I am late to this analogy because I am the last living American to get a GPS. I remember that my friend Paula described this idea many years ago, and it made sense then but I really get it now, now that I've experienced it. It just goes to show you.
I got a hand-me-down GPS just a couple of weeks ago. I had been toying with the thought of possibly considering getting one, but couldn't really justify it because my iphone does almost the same thing (no voice though... you have to read it which is a little dangerous when driving, no?) when my friend offered me hers. She said she never uses it anymore and I leaped at the opportunity. Now, every time I use it (which has only been a few times so far) I'm amazed at how God-like it is. Well, no, it's not God-like, but it reminds me of how this journey with God works.
A professor of mine said that it's not quite right to say that God has a "plan" for our lives. Plans are like a list of directions that we are expected to follow, and if we step off plan, we are hopelessly lost and we're on our own. He said that we could think of it more that God has an "intention" for our lives. Which is to say, God has our destination plotted, but our path toward that destination can (and will) vary. Like with the GPS, we can follow the prompts, but we can also choose our own way- and like the GPS, I believe, God is willing to "recalculate" our path, to again prompt us to move toward His destination for us. So merciful.

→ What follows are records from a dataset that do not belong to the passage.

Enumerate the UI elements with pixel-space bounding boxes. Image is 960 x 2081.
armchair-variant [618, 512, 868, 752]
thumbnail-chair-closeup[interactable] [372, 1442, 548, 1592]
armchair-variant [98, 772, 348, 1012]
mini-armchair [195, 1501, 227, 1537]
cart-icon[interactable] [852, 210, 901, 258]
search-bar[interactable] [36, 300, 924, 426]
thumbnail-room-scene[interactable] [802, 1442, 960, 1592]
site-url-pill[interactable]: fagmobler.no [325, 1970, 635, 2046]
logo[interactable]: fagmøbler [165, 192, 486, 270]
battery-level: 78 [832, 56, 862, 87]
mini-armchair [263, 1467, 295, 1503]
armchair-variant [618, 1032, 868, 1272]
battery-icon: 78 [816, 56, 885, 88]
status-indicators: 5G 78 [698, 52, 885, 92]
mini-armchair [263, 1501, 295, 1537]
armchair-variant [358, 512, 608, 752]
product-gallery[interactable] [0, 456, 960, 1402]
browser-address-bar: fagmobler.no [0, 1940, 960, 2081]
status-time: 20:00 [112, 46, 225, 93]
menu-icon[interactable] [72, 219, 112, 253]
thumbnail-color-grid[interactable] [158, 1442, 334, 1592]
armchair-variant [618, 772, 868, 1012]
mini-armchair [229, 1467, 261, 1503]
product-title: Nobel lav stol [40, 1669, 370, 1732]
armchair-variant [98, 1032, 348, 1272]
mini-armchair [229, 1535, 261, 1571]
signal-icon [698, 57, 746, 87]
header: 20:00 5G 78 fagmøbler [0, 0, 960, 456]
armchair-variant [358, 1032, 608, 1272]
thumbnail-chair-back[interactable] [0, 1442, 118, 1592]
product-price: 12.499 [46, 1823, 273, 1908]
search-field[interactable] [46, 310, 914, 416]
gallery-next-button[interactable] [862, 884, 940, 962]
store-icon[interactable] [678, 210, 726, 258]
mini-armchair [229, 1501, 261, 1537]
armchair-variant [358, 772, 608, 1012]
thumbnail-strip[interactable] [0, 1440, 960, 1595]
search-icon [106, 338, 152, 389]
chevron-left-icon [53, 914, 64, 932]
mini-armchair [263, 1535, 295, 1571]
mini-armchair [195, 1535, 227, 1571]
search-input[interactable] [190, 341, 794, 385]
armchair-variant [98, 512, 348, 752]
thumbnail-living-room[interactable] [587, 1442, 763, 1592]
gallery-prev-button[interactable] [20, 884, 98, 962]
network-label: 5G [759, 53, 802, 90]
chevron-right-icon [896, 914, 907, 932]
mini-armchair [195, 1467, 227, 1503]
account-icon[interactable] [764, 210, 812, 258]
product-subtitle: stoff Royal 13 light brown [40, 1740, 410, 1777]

I've learned that with the GPS, I have to be moving in order for it to tell me if I'm headed in the right direction. I can't park my car and expect to get anywhere... and in life, this journey requires that I keep walking. In our faith journeys, we must be moving toward coming to know God better, toward working our missions. Wisdom comes from the travels, and it's earned.
Today as I was driving from one place to another, I realized I hadn't heard my GPS' voice in a while and I had a (very) mild panic... had I missed a turn? Had she (she?) been trying to get my attention and I was distracted? Had it come unplugged? Was I hopelessly lost? But I realized that the GPS hadn't said anything because I was just expected to keep going the way I was going. No turns coming up, no exits to take, just stay the course.
It reminded me of how often I'm looking for God to tell me what to do next, to tell me what's coming- to assure me that I'm doing okay. I thought, maybe in my life right now I'm not meant to be getting ready to turn... maybe I'm just meant to carry on until I hear differently. When it's time to go, I have to trust that God will let me know, and help me recalculate.